@Crash - not sure what you want translated. What are you looking for from a discussion of GPO/WEP? GPO is the most controversial, in my opinion, of the two since the entitlement of a widow who was a stay-at-home spouse is straight forward and not adjusted down. Not so for a working but not paying-in spouse who gets adjusted down based on an amount of other funding derived or partially derived from the money denied the SS system. But this question will probably never be addressed since a non-working widow still needs money. So, anything I say past "the winner is the non-working widow" will ignore this. Besides, it is becoming mute as most women must work today. Also, I am sure SS experts would take issue with any attempt a novice like me made to explain the calculations. I think, whatever the explanation, you must remember that this was instituted when the Greenspan Commission was trying to get SS through the Boomer years so anything saving money that also seemed equitable (like GPO/WEP) was a winner. My GPO conclusion I shared with an Actuary friend of mine (cut paste from my email) in 2007 was "I cannot see that widows that held government jobs that didn't pay into social security are treated any differently as widows who paid into social security. They both end up with the higher of their own or their spouse's social security benefit whether their own is earned from social security or non-social security plans." And the pay-in person would be offended by my conclusion since it feels like a penalty for working based on need.
That said, when Bush was pushing privatization schemes, I downloaded the AnyPIA program from SSA. It calculates entitled benefits. I only calculated benefits for a rather rudimentary design of varying pay-in patterns. Looking at dates on my emails to an actuary friend the time frame of these calculations was between 2003 and 2008. Most my GPO/WEP calculations were done, not from a point of view of the after-reduction amounts but were a what-if there was no reduction point of view. So it was, bottom-line, sufficient for my purposes but not exhaustive. That is why I recommend reading experts on the subject. I thought the two publications I selected were a good broad brush of the "why" story.

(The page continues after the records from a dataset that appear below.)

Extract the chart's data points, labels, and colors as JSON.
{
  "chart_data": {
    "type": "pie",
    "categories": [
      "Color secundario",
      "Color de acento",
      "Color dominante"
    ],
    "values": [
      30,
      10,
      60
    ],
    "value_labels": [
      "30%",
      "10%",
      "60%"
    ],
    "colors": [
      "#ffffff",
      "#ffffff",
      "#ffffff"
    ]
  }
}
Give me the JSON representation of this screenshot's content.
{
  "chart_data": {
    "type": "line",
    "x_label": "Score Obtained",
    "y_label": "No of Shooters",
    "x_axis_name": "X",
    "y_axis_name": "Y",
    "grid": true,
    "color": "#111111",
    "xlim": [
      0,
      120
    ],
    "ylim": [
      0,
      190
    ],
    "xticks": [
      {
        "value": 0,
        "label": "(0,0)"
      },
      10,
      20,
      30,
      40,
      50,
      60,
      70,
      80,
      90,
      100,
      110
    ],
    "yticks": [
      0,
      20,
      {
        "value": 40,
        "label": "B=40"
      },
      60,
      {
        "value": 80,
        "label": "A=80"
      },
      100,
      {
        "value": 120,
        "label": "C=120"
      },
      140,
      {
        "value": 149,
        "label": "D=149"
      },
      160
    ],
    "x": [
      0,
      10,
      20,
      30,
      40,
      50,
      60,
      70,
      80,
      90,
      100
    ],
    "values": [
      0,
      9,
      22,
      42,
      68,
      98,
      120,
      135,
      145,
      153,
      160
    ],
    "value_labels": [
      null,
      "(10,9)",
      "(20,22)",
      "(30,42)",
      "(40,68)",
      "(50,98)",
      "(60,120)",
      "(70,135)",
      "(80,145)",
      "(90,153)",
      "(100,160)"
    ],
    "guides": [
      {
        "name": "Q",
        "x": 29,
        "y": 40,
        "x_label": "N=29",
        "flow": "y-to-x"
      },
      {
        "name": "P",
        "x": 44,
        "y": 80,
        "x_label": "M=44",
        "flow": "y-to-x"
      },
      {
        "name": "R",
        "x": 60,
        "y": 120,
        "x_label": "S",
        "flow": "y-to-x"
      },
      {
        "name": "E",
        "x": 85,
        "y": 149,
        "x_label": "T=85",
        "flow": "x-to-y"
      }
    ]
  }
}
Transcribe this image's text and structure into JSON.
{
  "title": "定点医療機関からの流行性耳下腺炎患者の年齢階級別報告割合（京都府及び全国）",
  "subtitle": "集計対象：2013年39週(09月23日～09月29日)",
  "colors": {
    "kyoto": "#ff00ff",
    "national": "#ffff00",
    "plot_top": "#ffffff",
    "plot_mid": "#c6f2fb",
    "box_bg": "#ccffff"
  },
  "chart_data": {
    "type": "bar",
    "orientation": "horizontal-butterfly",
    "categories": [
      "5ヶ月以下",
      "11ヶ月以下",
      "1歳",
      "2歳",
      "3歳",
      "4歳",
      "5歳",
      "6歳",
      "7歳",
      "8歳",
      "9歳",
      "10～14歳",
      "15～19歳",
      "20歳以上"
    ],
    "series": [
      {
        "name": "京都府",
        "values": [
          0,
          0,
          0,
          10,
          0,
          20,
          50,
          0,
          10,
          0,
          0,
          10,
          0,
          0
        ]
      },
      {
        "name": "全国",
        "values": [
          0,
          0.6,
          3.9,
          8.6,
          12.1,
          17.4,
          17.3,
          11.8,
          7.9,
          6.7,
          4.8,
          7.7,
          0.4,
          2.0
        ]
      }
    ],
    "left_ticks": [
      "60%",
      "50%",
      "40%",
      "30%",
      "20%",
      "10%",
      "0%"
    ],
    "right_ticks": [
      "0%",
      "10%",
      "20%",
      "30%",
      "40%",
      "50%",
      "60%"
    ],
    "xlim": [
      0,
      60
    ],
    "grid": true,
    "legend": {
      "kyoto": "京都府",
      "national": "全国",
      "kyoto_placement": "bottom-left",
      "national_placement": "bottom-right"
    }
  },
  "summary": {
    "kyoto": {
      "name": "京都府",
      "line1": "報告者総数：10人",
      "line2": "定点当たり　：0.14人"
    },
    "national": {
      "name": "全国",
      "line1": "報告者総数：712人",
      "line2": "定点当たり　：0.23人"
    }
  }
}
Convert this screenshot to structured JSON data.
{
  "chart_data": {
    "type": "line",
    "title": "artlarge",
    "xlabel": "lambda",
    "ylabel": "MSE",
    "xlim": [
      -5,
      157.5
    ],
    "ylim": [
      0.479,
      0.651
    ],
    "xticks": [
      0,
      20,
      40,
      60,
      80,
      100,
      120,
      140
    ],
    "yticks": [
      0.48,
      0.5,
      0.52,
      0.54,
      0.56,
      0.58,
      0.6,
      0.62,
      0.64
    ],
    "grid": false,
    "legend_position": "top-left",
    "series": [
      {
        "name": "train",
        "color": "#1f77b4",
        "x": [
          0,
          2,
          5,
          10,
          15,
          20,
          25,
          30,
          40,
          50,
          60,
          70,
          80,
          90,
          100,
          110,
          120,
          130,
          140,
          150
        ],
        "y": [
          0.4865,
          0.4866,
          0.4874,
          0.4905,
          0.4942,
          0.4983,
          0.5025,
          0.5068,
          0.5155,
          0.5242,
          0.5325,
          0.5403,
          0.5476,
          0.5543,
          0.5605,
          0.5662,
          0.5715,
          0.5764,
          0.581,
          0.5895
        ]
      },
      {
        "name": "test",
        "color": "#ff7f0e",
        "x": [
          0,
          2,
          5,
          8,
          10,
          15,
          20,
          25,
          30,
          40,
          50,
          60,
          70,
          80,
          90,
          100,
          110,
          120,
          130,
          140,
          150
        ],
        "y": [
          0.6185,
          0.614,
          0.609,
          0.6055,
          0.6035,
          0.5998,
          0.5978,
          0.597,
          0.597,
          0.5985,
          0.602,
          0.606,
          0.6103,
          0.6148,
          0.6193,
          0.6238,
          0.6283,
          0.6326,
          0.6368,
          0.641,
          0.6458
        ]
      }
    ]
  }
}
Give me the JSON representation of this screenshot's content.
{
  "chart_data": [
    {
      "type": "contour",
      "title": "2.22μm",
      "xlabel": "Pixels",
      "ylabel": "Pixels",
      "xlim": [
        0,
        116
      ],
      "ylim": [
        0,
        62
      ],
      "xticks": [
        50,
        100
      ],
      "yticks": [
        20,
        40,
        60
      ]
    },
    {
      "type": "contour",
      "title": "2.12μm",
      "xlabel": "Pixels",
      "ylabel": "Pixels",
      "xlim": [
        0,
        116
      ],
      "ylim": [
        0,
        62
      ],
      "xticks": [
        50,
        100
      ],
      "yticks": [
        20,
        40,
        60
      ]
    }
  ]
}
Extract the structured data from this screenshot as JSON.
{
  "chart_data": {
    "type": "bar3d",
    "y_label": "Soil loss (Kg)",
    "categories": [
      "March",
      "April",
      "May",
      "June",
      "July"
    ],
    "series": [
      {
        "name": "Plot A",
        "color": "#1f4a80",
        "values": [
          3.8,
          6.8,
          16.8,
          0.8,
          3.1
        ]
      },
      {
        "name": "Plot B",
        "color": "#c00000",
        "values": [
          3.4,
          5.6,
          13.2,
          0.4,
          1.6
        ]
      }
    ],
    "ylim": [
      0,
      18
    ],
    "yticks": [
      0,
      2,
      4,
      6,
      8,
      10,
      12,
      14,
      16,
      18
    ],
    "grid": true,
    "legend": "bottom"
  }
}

What I found was the salaries and salary patterns played a huge impact. For example, imagine the difference in pay-in of A and B, both working early in life at minimum wage paying SS taxes for the same 10 years, then, engineering degree in hand, B working for a utility company for 3
5 years and A working for a non-SS state government for 3
5 at the same identical salary each year as B. In the SS calculation A becomes a low wage worker with a return on investment based on minimum wage for 10 years. B becomes a high wage worker with a return on investment based on a high wage for 3
5 years. A is in the highest return on investment bend point for the SS calculation and B's position on the bend points would put him at a lower return on investment. This appeared to be the major source of the windfall that is spoken of. So, you end up with a Greenspan Commitee recommendation to bring "fairness" to the paid-in worker, which, when handed to the math geeks, ended up with WEP which, I think, has more built-in protection for the low wage worker.
Whereas I am clueless about fixing GPO inequity, it seems to me that, in today's information age that, if an equitable result was sought for WEP, it would be easy to generate an algorithm that took actual wage and wage pattern and combined it with a record of years paid in and years not paid in and come up with equal return on investment numbers for A and B.
Edit: I had to edit this because, after defining A and B, I proceeded to profile them backwards, so I just edited to make B the pay-in and A the non-pay-in.